I met him first. Few folks remember it this way, or if they do, they’ve realized it’s a truth that’s hardly worth mentioning. Perhaps that’s irony for you; the only love story I’ve ever played any part in, and my role has been reduced to nothing but an afterthought. Back then we were newly young, newly formed, my sisters and I still uncomfortable in our skin. I’ve never understood the claim that folks make around here, that young people act as if they’re impervious to death; I’ve never felt more mortal than when I woke up to that dark sky and the looks of wonderment across my sisters’ now youthful faces.

I remember the cocina was bathed in a gentle quietness, the kind that only comes in the early afternoon when everyone else is taking their daily siestas. The kitchen fire popped and crackled in the hearth, and I could smell the heady, pungent odor of the dried garlic that hung on the walls. A handful of peppers, large and bright green and still warm from the sun, lay splayed on the wooden table in front of me.

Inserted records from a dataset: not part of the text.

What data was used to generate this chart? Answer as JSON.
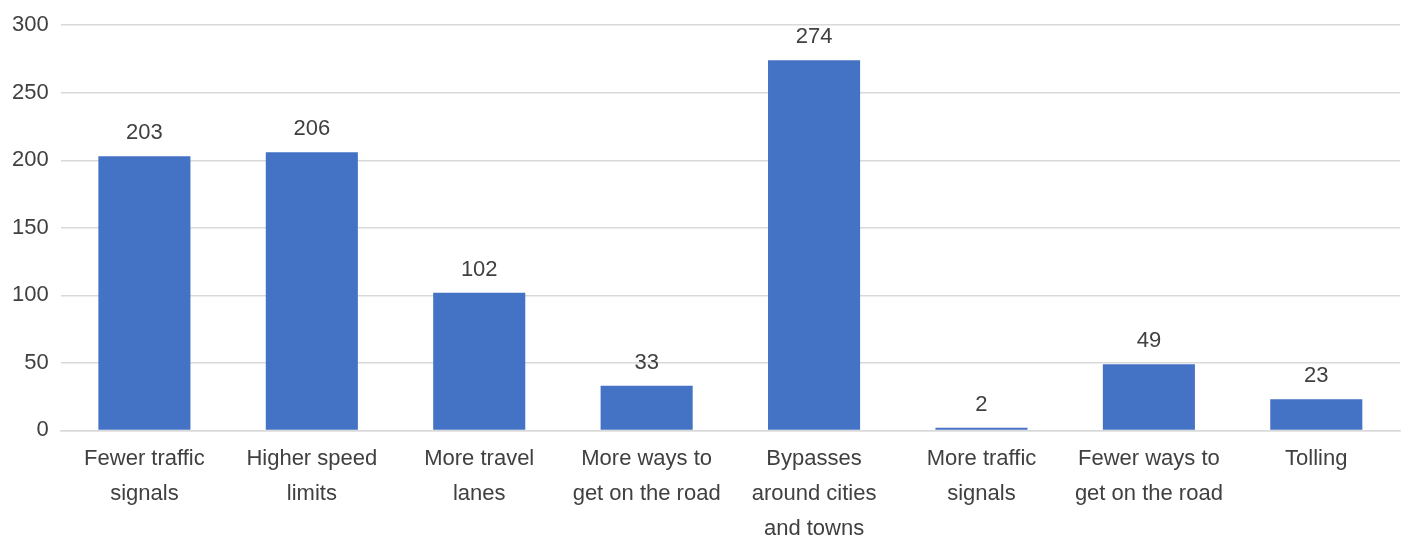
{
  "chart_data": {
    "type": "bar",
    "categories": [
      "Fewer traffic signals",
      "Higher speed limits",
      "More travel lanes",
      "More ways to get on the road",
      "Bypasses around cities and towns",
      "More traffic signals",
      "Fewer ways to get on the road",
      "Tolling"
    ],
    "values": [
      203,
      206,
      102,
      33,
      274,
      2,
      49,
      23
    ],
    "color": "#4472c4",
    "ylim": [
      0,
      300
    ],
    "yticks": [
      0,
      50,
      100,
      150,
      200,
      250,
      300
    ],
    "grid": "y",
    "data_labels": true
  }
}
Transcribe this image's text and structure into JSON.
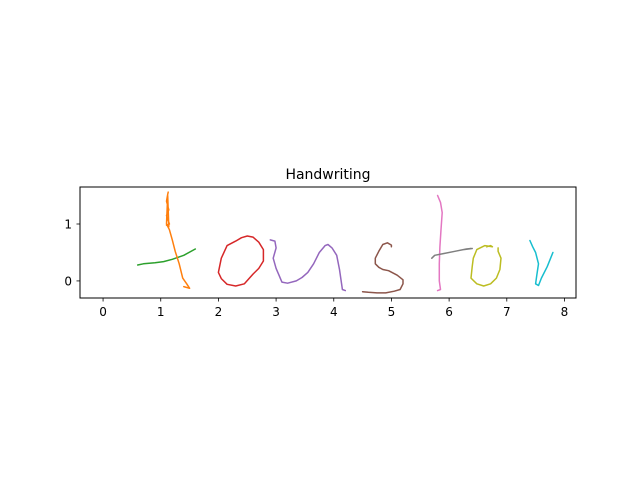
{
  "chart_data": {
    "type": "line",
    "title": "Handwriting",
    "xlabel": "",
    "ylabel": "",
    "xlim": [
      -0.4,
      8.2
    ],
    "ylim": [
      -0.3,
      1.65
    ],
    "xticks": [
      0,
      1,
      2,
      3,
      4,
      5,
      6,
      7,
      8
    ],
    "yticks": [
      0,
      1
    ],
    "grid": false,
    "legend": "none",
    "series": [
      {
        "color": "#2ca02c",
        "points": [
          [
            0.6,
            0.28
          ],
          [
            0.7,
            0.3
          ],
          [
            0.9,
            0.32
          ],
          [
            1.05,
            0.34
          ],
          [
            1.2,
            0.38
          ],
          [
            1.4,
            0.45
          ],
          [
            1.6,
            0.56
          ]
        ]
      },
      {
        "color": "#ff7f0e",
        "points": [
          [
            1.13,
            1.56
          ],
          [
            1.12,
            1.52
          ],
          [
            1.1,
            1.4
          ],
          [
            1.14,
            1.25
          ],
          [
            1.1,
            1.15
          ],
          [
            1.15,
            1.0
          ],
          [
            1.1,
            0.98
          ],
          [
            1.14,
            0.95
          ],
          [
            1.12,
            1.5
          ],
          [
            1.1,
            1.0
          ],
          [
            1.15,
            0.9
          ],
          [
            1.2,
            0.72
          ],
          [
            1.25,
            0.52
          ],
          [
            1.32,
            0.3
          ],
          [
            1.38,
            0.05
          ],
          [
            1.45,
            -0.05
          ],
          [
            1.5,
            -0.13
          ],
          [
            1.4,
            -0.1
          ]
        ]
      },
      {
        "color": "#d62728",
        "points": [
          [
            2.3,
            0.7
          ],
          [
            2.4,
            0.76
          ],
          [
            2.5,
            0.79
          ],
          [
            2.6,
            0.77
          ],
          [
            2.7,
            0.68
          ],
          [
            2.78,
            0.55
          ],
          [
            2.78,
            0.35
          ],
          [
            2.7,
            0.22
          ],
          [
            2.6,
            0.12
          ],
          [
            2.45,
            -0.05
          ],
          [
            2.3,
            -0.09
          ],
          [
            2.15,
            -0.06
          ],
          [
            2.05,
            0.04
          ],
          [
            2.0,
            0.15
          ],
          [
            2.05,
            0.4
          ],
          [
            2.15,
            0.62
          ],
          [
            2.3,
            0.7
          ]
        ]
      },
      {
        "color": "#9467bd",
        "points": [
          [
            2.9,
            0.72
          ],
          [
            2.98,
            0.7
          ],
          [
            3.0,
            0.58
          ],
          [
            2.95,
            0.4
          ],
          [
            3.0,
            0.22
          ],
          [
            3.05,
            0.1
          ],
          [
            3.1,
            -0.02
          ],
          [
            3.2,
            -0.04
          ],
          [
            3.35,
            0.0
          ],
          [
            3.45,
            0.06
          ],
          [
            3.55,
            0.15
          ],
          [
            3.65,
            0.3
          ],
          [
            3.75,
            0.5
          ],
          [
            3.85,
            0.62
          ],
          [
            3.9,
            0.64
          ],
          [
            3.97,
            0.58
          ],
          [
            4.05,
            0.45
          ],
          [
            4.1,
            0.2
          ],
          [
            4.15,
            -0.15
          ],
          [
            4.2,
            -0.17
          ]
        ]
      },
      {
        "color": "#8c564b",
        "points": [
          [
            4.5,
            -0.19
          ],
          [
            4.6,
            -0.2
          ],
          [
            4.75,
            -0.21
          ],
          [
            4.9,
            -0.21
          ],
          [
            5.05,
            -0.18
          ],
          [
            5.15,
            -0.15
          ],
          [
            5.2,
            -0.05
          ],
          [
            5.2,
            0.02
          ],
          [
            5.1,
            0.1
          ],
          [
            4.95,
            0.18
          ],
          [
            4.85,
            0.2
          ],
          [
            4.78,
            0.24
          ],
          [
            4.72,
            0.3
          ],
          [
            4.72,
            0.4
          ],
          [
            4.78,
            0.52
          ],
          [
            4.85,
            0.64
          ],
          [
            4.93,
            0.67
          ],
          [
            5.0,
            0.63
          ],
          [
            5.0,
            0.6
          ]
        ]
      },
      {
        "color": "#e377c2",
        "points": [
          [
            5.8,
            1.5
          ],
          [
            5.85,
            1.38
          ],
          [
            5.88,
            1.2
          ],
          [
            5.86,
            0.9
          ],
          [
            5.84,
            0.6
          ],
          [
            5.83,
            0.3
          ],
          [
            5.83,
            0.0
          ],
          [
            5.85,
            -0.15
          ],
          [
            5.8,
            -0.17
          ]
        ]
      },
      {
        "color": "#7f7f7f",
        "points": [
          [
            5.7,
            0.4
          ],
          [
            5.75,
            0.45
          ],
          [
            5.9,
            0.48
          ],
          [
            6.1,
            0.52
          ],
          [
            6.3,
            0.56
          ],
          [
            6.38,
            0.57
          ],
          [
            6.25,
            0.55
          ],
          [
            6.4,
            0.57
          ]
        ]
      },
      {
        "color": "#bcbd22",
        "points": [
          [
            6.65,
            0.6
          ],
          [
            6.72,
            0.62
          ],
          [
            6.75,
            0.6
          ],
          [
            6.62,
            0.62
          ],
          [
            6.48,
            0.55
          ],
          [
            6.42,
            0.4
          ],
          [
            6.4,
            0.25
          ],
          [
            6.38,
            0.05
          ],
          [
            6.48,
            -0.05
          ],
          [
            6.6,
            -0.09
          ],
          [
            6.72,
            -0.05
          ],
          [
            6.82,
            0.05
          ],
          [
            6.88,
            0.2
          ],
          [
            6.9,
            0.4
          ],
          [
            6.85,
            0.52
          ],
          [
            6.85,
            0.58
          ]
        ]
      },
      {
        "color": "#17becf",
        "points": [
          [
            7.4,
            0.71
          ],
          [
            7.45,
            0.6
          ],
          [
            7.5,
            0.5
          ],
          [
            7.55,
            0.3
          ],
          [
            7.52,
            0.1
          ],
          [
            7.5,
            -0.05
          ],
          [
            7.55,
            -0.08
          ],
          [
            7.6,
            0.05
          ],
          [
            7.7,
            0.25
          ],
          [
            7.8,
            0.5
          ]
        ]
      }
    ]
  }
}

And then there he was. This tall lanky boy barely seventeen years of age, strolling into the kitchen like he had as much a right to be there as I did. But then again, his papá might have been as Americano as they come, but his mamá shared the same bloodlines as our mamá. So, by all fairness, he did belong there. Far more than I did. Because what blood could have possibly run through my veins? Maybe folks around here were right. Maybe we were made of stardust. And it was with this thought rolling through my head that I took hold of the knife in front of me and sliced a thin line in the tender skin of my palm.

I’d split open what mortals from lifetimes ago called the fate line. That was the funny thing about people. Didn’t matter when or where my sisters and I landed, whether we were giants who sat at the Tree of the World or three young girls abandoned in the desert, the people around us always liked to act as if their destinies could be found in the palms of their hands. I looked down, mesmerized by the line of red that bloomed in mine, a welcome reminder that I was as much human as I was immortal. Not one or the other, but both.